3) After careful consideration you decide to hit a high soft lob shot onto the elevated green just like Tiger might do, but you hit it flat with your wedge and line drive it over the green. On the next hole, faced with a similar shot, you decide to bounce it on with a 9-iron like Sergio might do, but instead hit it straight up into the air and leave it three feet short of the green.

4) After muffing the tee shot, sculling the approach, pitching it into the sand trap and taking three shots to barely get it out and onto the green, you make a forty-five-foot, double-breaking, downhill putt that you couldn’t make again if your life depended on it.

5) You place your tee shot right behind a tree so large that it should be named after a president. By some miracle not only do you get your iron shot around the thing, but it hooks right back into the middle of the fairway. On the next tee shot you land fifty yards behind a three-foot-tall sapling no bigger around than your finger. Using a lofted fairway wood, you hit the little tree dead on, the ball pops up into the air and lands five yards behind you.

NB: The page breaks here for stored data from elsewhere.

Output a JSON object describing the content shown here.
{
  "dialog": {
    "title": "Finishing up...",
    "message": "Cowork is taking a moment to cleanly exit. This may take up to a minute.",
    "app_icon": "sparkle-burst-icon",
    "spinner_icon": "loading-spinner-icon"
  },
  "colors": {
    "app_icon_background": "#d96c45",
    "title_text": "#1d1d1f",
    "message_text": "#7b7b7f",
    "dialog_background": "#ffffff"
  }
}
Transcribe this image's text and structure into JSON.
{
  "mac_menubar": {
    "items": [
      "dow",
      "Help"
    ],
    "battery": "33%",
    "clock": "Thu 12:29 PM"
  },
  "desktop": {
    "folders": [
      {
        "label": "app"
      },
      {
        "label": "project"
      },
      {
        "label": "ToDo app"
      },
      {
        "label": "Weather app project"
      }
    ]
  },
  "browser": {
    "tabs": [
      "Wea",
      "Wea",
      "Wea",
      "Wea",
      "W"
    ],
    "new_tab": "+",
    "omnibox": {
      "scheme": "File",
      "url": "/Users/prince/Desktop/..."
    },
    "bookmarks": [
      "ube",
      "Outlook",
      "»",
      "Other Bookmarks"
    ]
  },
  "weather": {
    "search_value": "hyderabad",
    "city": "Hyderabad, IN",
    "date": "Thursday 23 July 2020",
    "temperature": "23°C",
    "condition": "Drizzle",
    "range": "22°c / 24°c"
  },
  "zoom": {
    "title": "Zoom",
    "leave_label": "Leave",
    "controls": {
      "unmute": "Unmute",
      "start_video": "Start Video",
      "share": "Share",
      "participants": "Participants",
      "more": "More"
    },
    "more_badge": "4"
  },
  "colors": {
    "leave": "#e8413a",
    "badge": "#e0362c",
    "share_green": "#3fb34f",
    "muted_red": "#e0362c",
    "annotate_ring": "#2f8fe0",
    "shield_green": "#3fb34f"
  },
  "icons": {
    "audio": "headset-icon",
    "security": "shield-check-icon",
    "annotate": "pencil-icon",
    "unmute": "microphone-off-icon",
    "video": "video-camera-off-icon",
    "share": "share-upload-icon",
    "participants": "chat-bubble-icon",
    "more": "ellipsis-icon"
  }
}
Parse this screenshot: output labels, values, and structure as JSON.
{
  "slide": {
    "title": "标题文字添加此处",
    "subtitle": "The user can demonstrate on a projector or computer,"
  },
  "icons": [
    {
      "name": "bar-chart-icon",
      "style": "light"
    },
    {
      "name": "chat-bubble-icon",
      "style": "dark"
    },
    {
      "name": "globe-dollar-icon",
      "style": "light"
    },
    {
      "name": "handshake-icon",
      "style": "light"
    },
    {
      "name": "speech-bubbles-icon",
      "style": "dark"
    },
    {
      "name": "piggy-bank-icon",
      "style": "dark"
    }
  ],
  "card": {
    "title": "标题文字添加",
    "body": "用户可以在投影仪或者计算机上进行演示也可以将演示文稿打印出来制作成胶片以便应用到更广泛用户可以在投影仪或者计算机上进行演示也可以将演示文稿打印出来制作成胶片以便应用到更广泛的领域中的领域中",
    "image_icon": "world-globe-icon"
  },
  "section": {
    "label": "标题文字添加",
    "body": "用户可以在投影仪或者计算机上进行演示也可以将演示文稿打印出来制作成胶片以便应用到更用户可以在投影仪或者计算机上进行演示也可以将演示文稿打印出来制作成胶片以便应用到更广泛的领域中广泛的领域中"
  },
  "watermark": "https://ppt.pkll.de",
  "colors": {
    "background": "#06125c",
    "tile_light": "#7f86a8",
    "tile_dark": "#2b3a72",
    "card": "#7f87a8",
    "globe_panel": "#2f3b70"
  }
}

6) You are playing really well and, therefore, decide to dole out a “bit of advice” on someone else’s game. Instantly, your game goes south faster than a Canadian goose in late November.

7) You decide to wear your brand-new, birthday-gift golf shoes to a course you’ve never played even though they are not broken in yet. Upon arrival, you find out the club has a cart-path-only rule and, subsequently, you end up walking more miles than Lewis and Clark did exploring the Dakotas.

8) You are on the driving range and your buddy lets you try out his five-hundred-dollar driver. You have never, ever hit the ball as far or as straight. So you buy one for yourself. The first time you play with it, your cogolfers nickname you Water Boy, because you shank drives into the lake, the creek and a resort swimming pool next to the course, before you put the thing away and go back to your fifty-dollar garage-sale driver.

9) After tossing some grass into the air to check the wind, you see that it’s blowing left-to-right, so you alter your grip, play the ball back in your stance to keep it low, aim a little left to be safe. Then, after two great practice swings, you hit a wicked slice way up into the wind that lands two fairways to the right.

10) The course is busy, and they are backed up at the 195-yard par-3. The group on the green waves you up. You know the odds of hitting that green with everyone watching are slim-to-nil. So you decide to lay it up. Then you proceed to hit a wicked worm-burner that just keeps going and going, finally rolling up onto the green and stopping just inches from the hole. A dead bug and several blades of grass fall off the ball. The crowd cheers—and, of course, laughs.

What’s the good news about these inevitabilities? You get asked to play often, because you are just so darned entertaining!